The man sets his elbow on my shoulder and hands me a glass coke bottle. I wiggle the cap, the face of it dented and the corners stretched out. When I touch it, it pops off. It's been jimmied open. Probably spiked.

Well, great. I could've used a Coke. I hold the bottle at my side and try to smile politely, but it doesn't come. I'm scowling at the man as he guides me through the back of his store, my good eye searching for something to focus on. The room is small and crumbly, built of cinder block and pasted in globs of gray paint. With what little I can see in the dark, I find a flashing red exit sign and race toward it. The man tugs on my shirt to keep me from splitting.

"Easy," he says, "tell me about yourself."

I level my breathing as he leads me out a door and rush out my words. "Sixteen. Big Star Wars fan. Wanna get a doctorate in medicine." My biological parents are supervillains and Syndicate kidnapped my best friend. "How about you?"

He chuckles. A single bar of fluorescent light hums above my head as I push the door open and a spiral of stairs plunges below my feet. The place smells damp and musty, like an antique shop if said antique shop had been doused in acid rain. The floor creaks under my toes, sending my thoughts back to Death Tower. I shake my head. It's still crazy to think that night led to all this, still blows my mind in every possible way and angle.

The man takes a swig of his Coke. My fingers clench around mine. "I'm just a stranger." He glances at me from the corner of his eye and drops his voice. His tone is deep and menacing. "How about I ask the questions?"

I feel myself stiffen, but I try to stay polite. "Fine by me."

Silence falls between us, only pierced by the creeeaaak of each stair as we take the flight. I try to match the man's careful, measured steps. If I died here, falling down the stairs, that would be the dumbest death in the history of dumb deaths after all I've been through. But I wouldn't be surprised if I somehow did. Fate does seem to want me dead, after all.
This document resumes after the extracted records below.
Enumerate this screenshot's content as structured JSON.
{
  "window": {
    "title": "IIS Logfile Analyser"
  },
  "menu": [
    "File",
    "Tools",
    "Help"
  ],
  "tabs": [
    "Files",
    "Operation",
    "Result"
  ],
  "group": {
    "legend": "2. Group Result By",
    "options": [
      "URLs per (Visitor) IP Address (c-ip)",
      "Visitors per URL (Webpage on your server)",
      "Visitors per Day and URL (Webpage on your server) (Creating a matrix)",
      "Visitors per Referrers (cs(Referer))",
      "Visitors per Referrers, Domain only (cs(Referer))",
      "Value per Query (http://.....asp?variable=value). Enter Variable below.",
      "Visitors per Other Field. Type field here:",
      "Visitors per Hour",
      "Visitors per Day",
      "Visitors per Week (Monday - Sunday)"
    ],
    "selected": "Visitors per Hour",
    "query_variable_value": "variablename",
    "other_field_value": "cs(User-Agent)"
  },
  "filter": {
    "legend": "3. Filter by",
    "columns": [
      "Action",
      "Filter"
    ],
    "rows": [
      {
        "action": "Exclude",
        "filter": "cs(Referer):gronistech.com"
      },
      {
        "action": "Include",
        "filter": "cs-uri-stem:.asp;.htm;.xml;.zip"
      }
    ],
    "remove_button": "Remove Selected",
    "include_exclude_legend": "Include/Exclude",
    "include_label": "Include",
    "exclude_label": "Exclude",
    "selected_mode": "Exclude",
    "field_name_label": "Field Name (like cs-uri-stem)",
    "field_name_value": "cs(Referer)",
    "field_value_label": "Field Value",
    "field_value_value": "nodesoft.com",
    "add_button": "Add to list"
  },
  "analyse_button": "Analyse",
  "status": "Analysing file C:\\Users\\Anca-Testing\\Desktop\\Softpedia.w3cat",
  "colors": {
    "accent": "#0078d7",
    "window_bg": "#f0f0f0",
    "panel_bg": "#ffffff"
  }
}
"A doctorate?" the man asks finally.

I shrug. "I want to be a doctor. I mean, I might take biochem, and if I do, I want to get a doctorate in that, so I can still be a doctor. Plus, education is neat."

"You're into science?"

"Yeah, a little." And for a second, I crack a smile, though it feels wrong to do when Gats is gone. I do like science, even if this genetics stuff leaves me with a bad flavor in my mouth. I haven't had time to think about it at all, my life in the state it is, but I used to love looking at the stars. I had a giant telescope perched outside on the balcony before Gats convinced me it was lame. Maybe I'll take up an astronomy course. I still have so many options and such a long life ahead of me, at least, I did before the dumb supervillain element entered my life. I feel a twinge in my chest. Maybe I won't have to choose between biochem, astronomy, or medicine because  I'll never go to college. Maybe I won't escape this place. Maybe I'll never grow up. 

I bite the inside of my cheek. I never wanted this, I—

"Kid!" the man shouts, a fraction of a second too late. My foot misses the next step. I take a tumble. My head hits the edge of a stair, sending a jolt through my skull. I gasp and my wings tear free and snap open. They jerk up, pulling me back before I hit another step. My heart nearly bursts through my rib cage. The man pounds down and snatches my collar. "Look where you're going next time!" He slaps me, a burst of black and purple spiraling behind my good eye. I rub the side of my head and let the sting of the slap sink.

"Sorry," I say.

"Do you want to get yourself killed?"

"It won't happen again." I feel myself blush. Maybe I haven't grown up all that much because even with everything's that's happened, I'm still the same darn rebellious kid the grown-ups yell at.